In the 1980s A-Team television series, the team’s leader Hannibal Smith was fond of saying, “I love it when a plan comes together.” That seems to be a line Simcha Baker-Dixon, principal at Bronzeville Academy Charter school might borrow. The unchecked spread of the COVID-19 virus has forced the Cottage Grove Avenue school, along with all others in the city, to close.

Baker-Dixon and her staff at the Cottage Grove Avenue school began planning last year to increase the use of technology at the STEM-focused charter school. Little did they know then that a worldwide pandemic would force the closure of all Chicago schools, including Bronzeville Academy Charter; and the latest technology would play a key role at the academy.

The plan and budgeting they put in place at that time is paying huge dividends, according to Baker-Dixon.

She noted that before the forced closure of in-person classes, students in all grades, kindergarten through eighth showed significant improvements in reading and math. The first-year principal is confident the gains in learning will continue.

Because of the disruptions COVID-19 is causing, Bronzeville Academy Charter students will have Chromebook laptops delivered to their homes.

There will be only one Chromebook per household even if there is more than one academy student in that house. Additionally, the school will supply free internet access to every family.

Baker-Dixon reiterated COVID-19 forced her and her team to accelerate e-learning plans as it became clear students would not be returning to the building after spring break this week.

The school also is making sure parents are continually informed of all changes and updates, Baker-Dixon said.

Class Dojo is the software teachers use to communicate with families and the principal described it as “extremely effective. We have 266 parents that we communicate with and about 84 percent of that communication occurs through that software platform.” The principal said the other takes place through emails, Google Voice “and a lot of parents have my personal cell number.”

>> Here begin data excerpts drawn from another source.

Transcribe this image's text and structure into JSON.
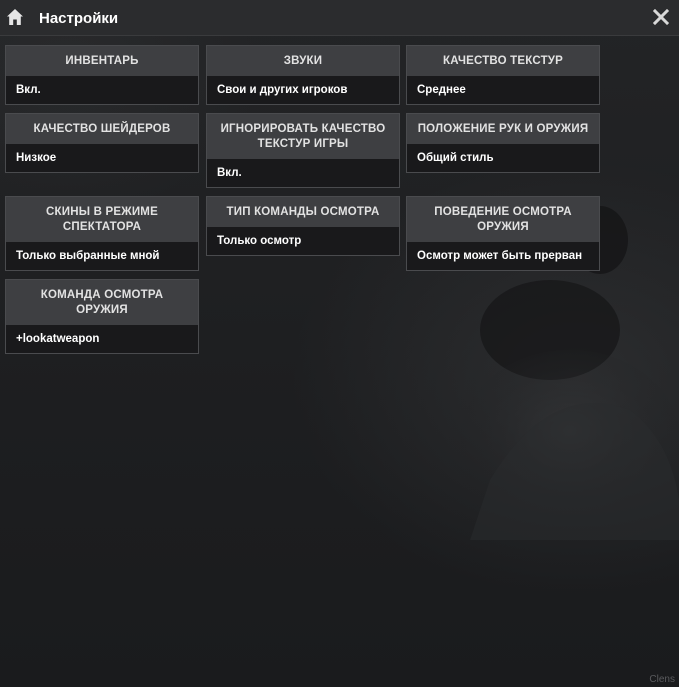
{
  "window": {
    "title": "Настройки",
    "close_icon": "close-icon",
    "home_icon": "home-icon",
    "accent_color": "#ffffff"
  },
  "settings": [
    {
      "label": "ИНВЕНТАРЬ",
      "value": "Вкл."
    },
    {
      "label": "ЗВУКИ",
      "value": "Свои и других игроков"
    },
    {
      "label": "КАЧЕСТВО ТЕКСТУР",
      "value": "Среднее"
    },
    {
      "label": "КАЧЕСТВО ШЕЙДЕРОВ",
      "value": "Низкое"
    },
    {
      "label": "ИГНОРИРОВАТЬ КАЧЕСТВО ТЕКСТУР ИГРЫ",
      "value": "Вкл."
    },
    {
      "label": "ПОЛОЖЕНИЕ РУК И ОРУЖИЯ",
      "value": "Общий стиль"
    },
    {
      "label": "СКИНЫ В РЕЖИМЕ СПЕКТАТОРА",
      "value": "Только выбранные мной"
    },
    {
      "label": "ТИП КОМАНДЫ ОСМОТРА",
      "value": "Только осмотр"
    },
    {
      "label": "ПОВЕДЕНИЕ ОСМОТРА ОРУЖИЯ",
      "value": "Осмотр может быть прерван"
    },
    {
      "label": "КОМАНДА ОСМОТРА ОРУЖИЯ",
      "value": "+lookatweapon"
    }
  ],
  "watermark": "Clens"
}
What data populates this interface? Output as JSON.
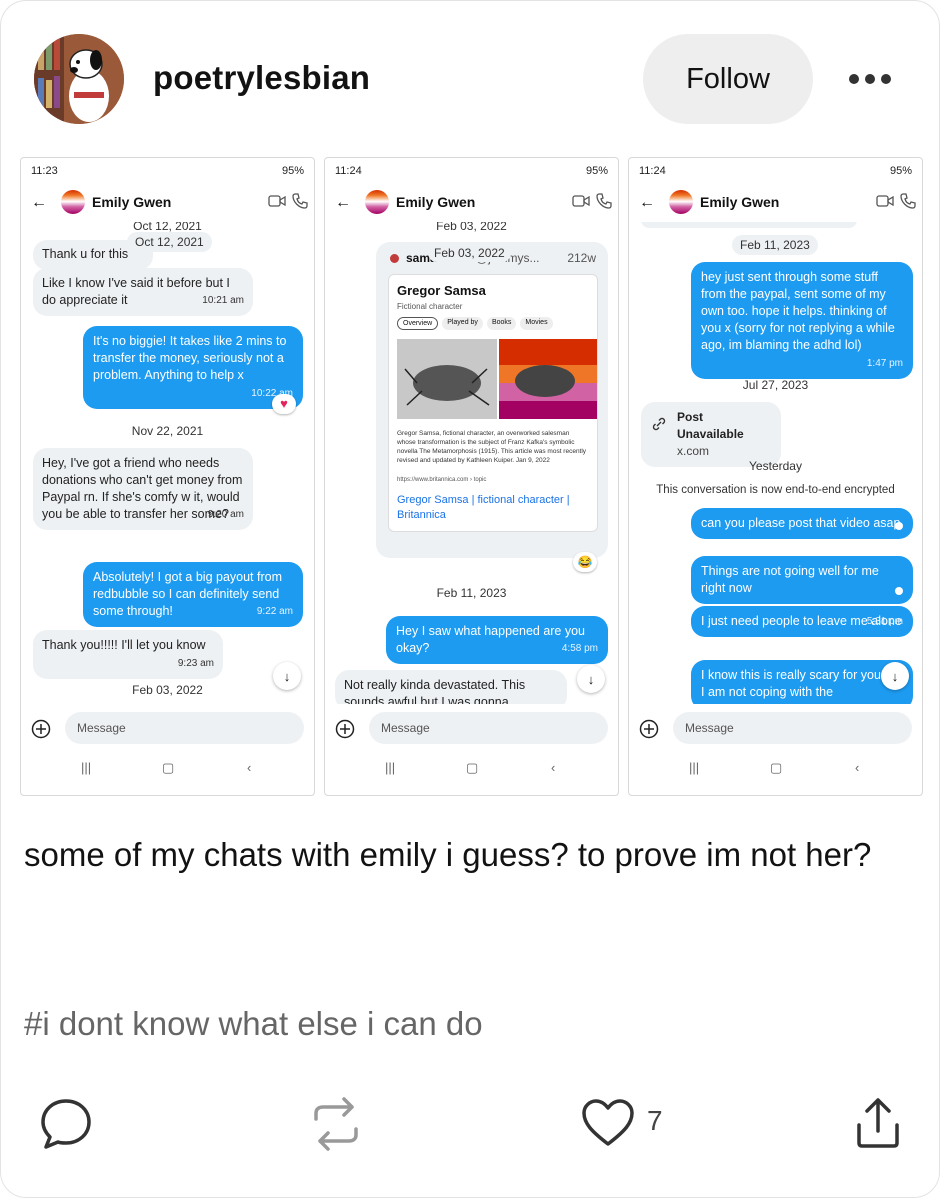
{
  "post": {
    "username": "poetrylesbian",
    "follow_label": "Follow",
    "caption": "some of my chats with emily i guess? to prove im not her?",
    "tag": "#i dont know what else i can do",
    "likes": "7"
  },
  "shots": [
    {
      "time": "11:23",
      "status": "95%",
      "contact": "Emily Gwen",
      "date_top": "Oct 12, 2021",
      "date_pill": "Oct 12, 2021",
      "msg1": "Thank u for this",
      "msg2": "Like I know I've said it before but I do appreciate it",
      "msg2_time": "10:21 am",
      "msg3": "It's no biggie! It takes like 2 mins to transfer the money, seriously not a problem. Anything to help x",
      "msg3_time": "10:22 am",
      "date2": "Nov 22, 2021",
      "msg4": "Hey, I've got a friend who needs donations who can't get money from Paypal rn. If she's comfy w it, would you be able to transfer her some?",
      "msg4_time": "9:20 am",
      "msg5": "Absolutely! I got a big payout from redbubble so I can definitely send some through!",
      "msg5_time": "9:22 am",
      "msg6": "Thank you!!!!! I'll let you know",
      "msg6_time": "9:23 am",
      "date3": "Feb 03, 2022",
      "compose": "Message"
    },
    {
      "time": "11:24",
      "status": "95%",
      "contact": "Emily Gwen",
      "date_top": "Feb 03, 2022",
      "date_pill": "Feb 03, 2022",
      "embed_user": "samantha",
      "embed_handle": "@jammys...",
      "embed_age": "212w",
      "g_title": "Gregor Samsa",
      "g_sub": "Fictional character",
      "tabs": [
        "Overview",
        "Played by",
        "Books",
        "Movies"
      ],
      "g_desc": "Gregor Samsa, fictional character, an overworked salesman whose transformation is the subject of Franz Kafka's symbolic novella The Metamorphosis (1915). This article was most recently revised and updated by Kathleen Kuiper. Jan 9, 2022",
      "g_url": "https://www.britannica.com › topic",
      "g_link": "Gregor Samsa | fictional character | Britannica",
      "reaction": "😂",
      "date2": "Feb 11, 2023",
      "msg1": "Hey I saw what happened are you okay?",
      "msg1_time": "4:58 pm",
      "msg2": "Not really kinda devastated. This sounds awful but I was gonna",
      "compose": "Message"
    },
    {
      "time": "11:24",
      "status": "95%",
      "contact": "Emily Gwen",
      "date1": "Feb 11, 2023",
      "msg1": "hey just sent through some stuff from the paypal, sent some of my own too. hope it helps. thinking of you x (sorry for not replying a while ago, im blaming the adhd lol)",
      "msg1_time": "1:47 pm",
      "date2": "Jul 27, 2023",
      "post_unavail": "Post Unavailable",
      "post_domain": "x.com",
      "date3": "Yesterday",
      "encrypted": "This conversation is now end-to-end encrypted",
      "msg2": "can you please post that video asap",
      "msg3": "Things are not going well for me right now",
      "msg4": "I just need people to leave me alone",
      "msg4_time": "5:31 pm",
      "msg5": "I know this is really scary for you but I am not coping with the",
      "compose": "Message"
    }
  ],
  "colors": {
    "accent": "#1d9bf0",
    "bubble_in": "#eef1f3",
    "follow_bg": "#eeeeee"
  }
}
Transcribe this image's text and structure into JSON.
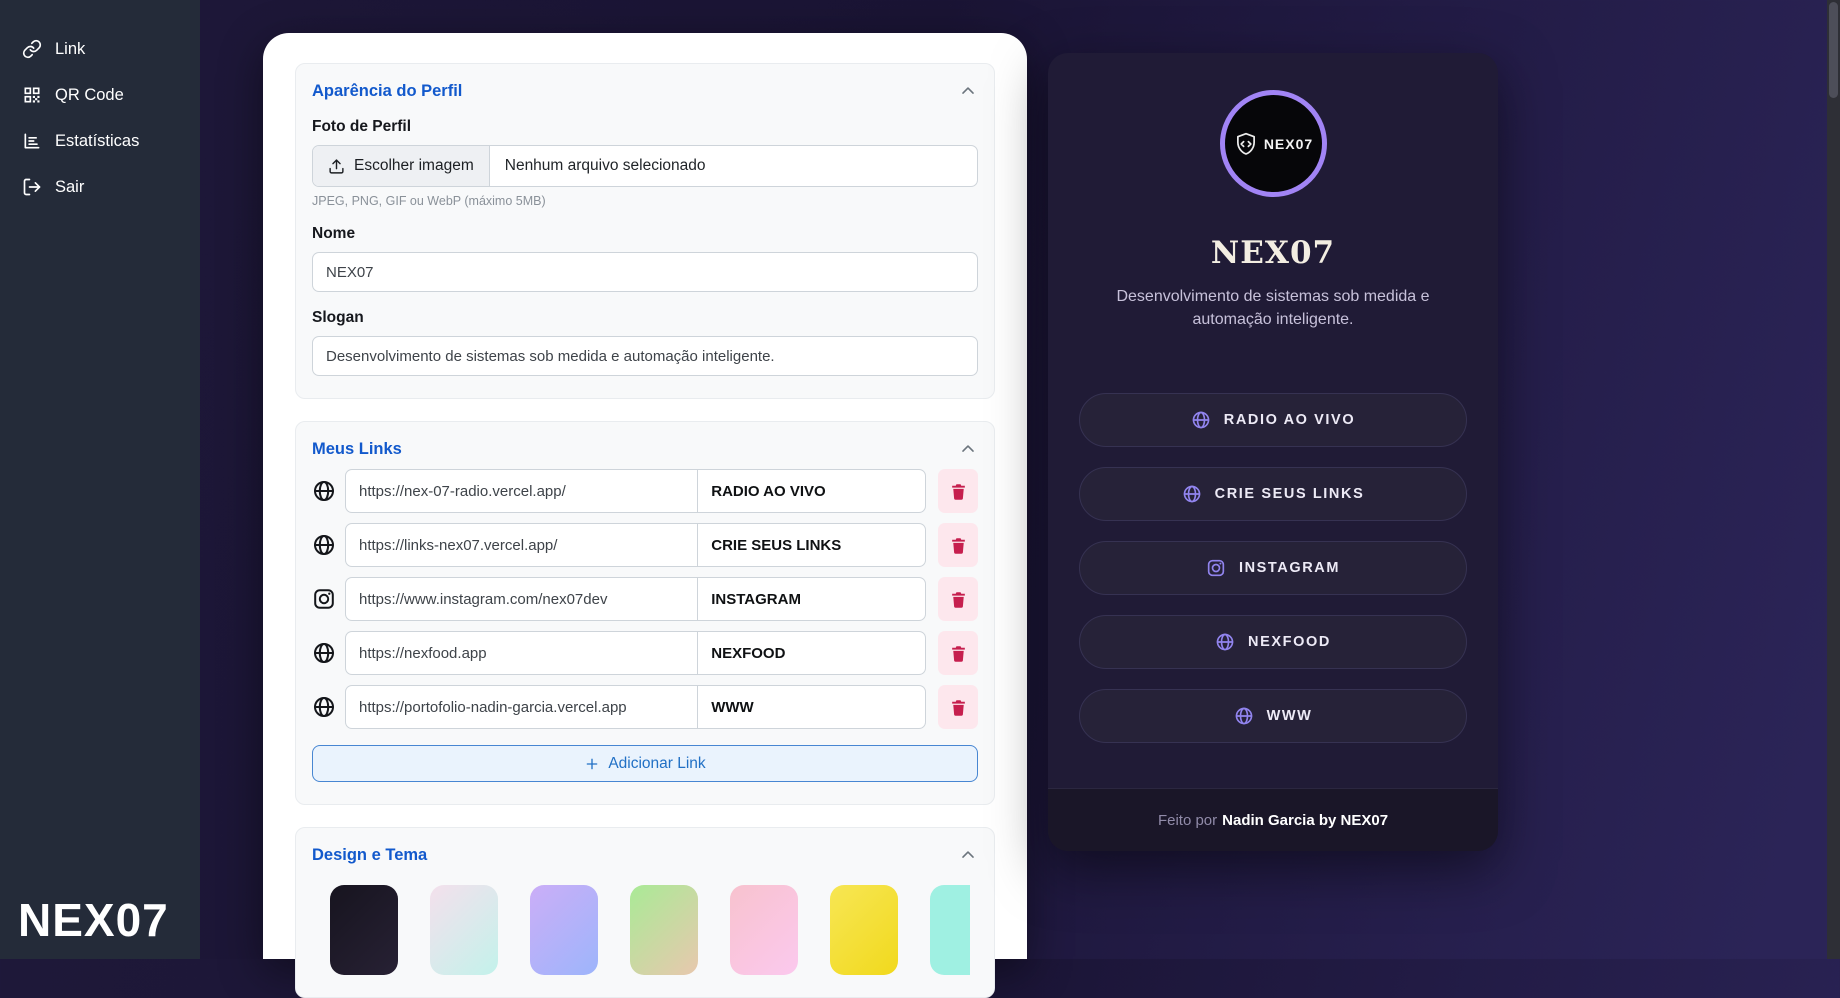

The school’s teachers have ongoing communications with parents, another reason Baker-Dixon cited for student success. “Our third grade teacher, Iris Cooley, has 100 percent participation with parents and the same is true for Ms. Shanette Gaston’s kindergarten parents.”

School officials worked out a plan with food vendor Gorilla Gourmet to have meals delivered to the students’ homes, given they can’t get them at school.

“All of the parents were so grateful that we are being responsive to their needs. They were shocked when we told them about the (food) deliveries,” Baker-Dixon said.

She said during this time it is even more critical than usual that the school is a resource for parents. The closure has not stopped the academy from continuing to provide social services, including speech therapy.

“There also is a social emotional platform through our second step program,” noted Baker-Dixon.

“Here we help students with their coping mechanisms and strategies. Many of the students go through a lot before they come to school every day. Social workers deal with the special needs of our students and constraints placed on them going through the various stages of life…anti-bullying.”

She added that the Robert Crown organization provides info around hygiene, drug awareness and how to be interactive in a responsible and respectful manner.

Baker-Dixon added that the key to weathering the COVID-19 storm has a lot to do with the fact school officials realigned the budget last year to focus more on its STEM (science, technology, engineering and math) mission.